Does anyone have any suggestions for what "kind" of substance I could use to power stardrives? It needs to be naturally occurring and rare, with the Imperium running short of it and New Bethlehem having the largest known supply of it, making them an appealing target for conquest. It's tentatively called atradium (after Atreides). There doesn't seem to be any room on the periodic table for any more naturally occurring elements, so perhaps atradium is an alloy, possibly the same one originally used to create the star portals.
Suggestions?
Dirk
You can power your energy needs with the very rare tritium deuterium crystals or Tri-deuterium Crystals (TDC). Actually, you can use tritium and deuterium in fusion. I made up the crystal part. The big downside is that tritium has a half live of about 12.3 years. So, the supply is running out. Space Opera Scientists (SOS) have theorized that New Bethlehem's hydrogen supply was almost entirely comprised of tritium at its creation. It is possible to create TDC in the lab but it is cost prohibited.

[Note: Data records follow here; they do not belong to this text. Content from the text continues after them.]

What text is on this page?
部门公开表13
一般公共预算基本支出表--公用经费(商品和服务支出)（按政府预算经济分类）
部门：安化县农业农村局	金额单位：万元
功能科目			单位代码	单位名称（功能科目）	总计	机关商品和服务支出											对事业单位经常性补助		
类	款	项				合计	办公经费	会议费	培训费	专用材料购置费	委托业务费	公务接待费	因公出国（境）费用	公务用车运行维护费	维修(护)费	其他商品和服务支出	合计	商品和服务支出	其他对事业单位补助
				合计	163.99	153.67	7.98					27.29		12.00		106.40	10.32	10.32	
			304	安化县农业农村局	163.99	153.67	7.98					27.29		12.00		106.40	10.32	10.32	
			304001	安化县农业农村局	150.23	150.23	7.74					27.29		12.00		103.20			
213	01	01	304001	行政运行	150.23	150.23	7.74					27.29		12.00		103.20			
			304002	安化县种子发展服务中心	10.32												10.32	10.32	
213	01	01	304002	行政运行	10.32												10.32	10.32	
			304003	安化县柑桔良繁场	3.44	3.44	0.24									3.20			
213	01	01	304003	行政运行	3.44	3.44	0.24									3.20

And since New Bethlehem is capitalistic, mining is the most cost-effective way to do it.
Or perhaps Trit-Deuterium Crystal (again it's TDC).
Or Crystaline Mono Erbium Tri-Holmium (Crystal METH). Wow, that ship looks like it's on Crystal METH!
Why not cold fusion? For more fun, make it supercold fusion. A high-entropy alloy of Osmium and a dozen other metals in a 3.5 dimension metallo-cage quasicrystal is chilled to some absurd temperature and fed a hydrogen fuel stream, then energized with teraHerz radiation from a set of intersecting beams with pseudorandom phase shifts controlled by a de Bruijn sequence generator. The energy release is locked in a quantum state until the particles escape the assembly, whereupon it is released and can be captured in an electromagnetic trap as the 'ordinary' temperature of the stream rises at a rate of billions of Kelvins per second.
That's great njc. Or perhaps hypercold fusion.
Nobody technobabbles like a former engineering student.
Here's a completely different angle: The Imperials fuel shortage is a problem of their own making.
Super-heated Atradium (eg portals in use) dive off Atradizene gas which giant harvester vessels collect. This gas is rendered inert when ships fly through it (eg it burns up the same way a jet engine would set off an oil slick if you tried to land in one).
Meaning: The more you use your portals, the less gas you have.
New Bethlehem has fewer ships, so they have more gas.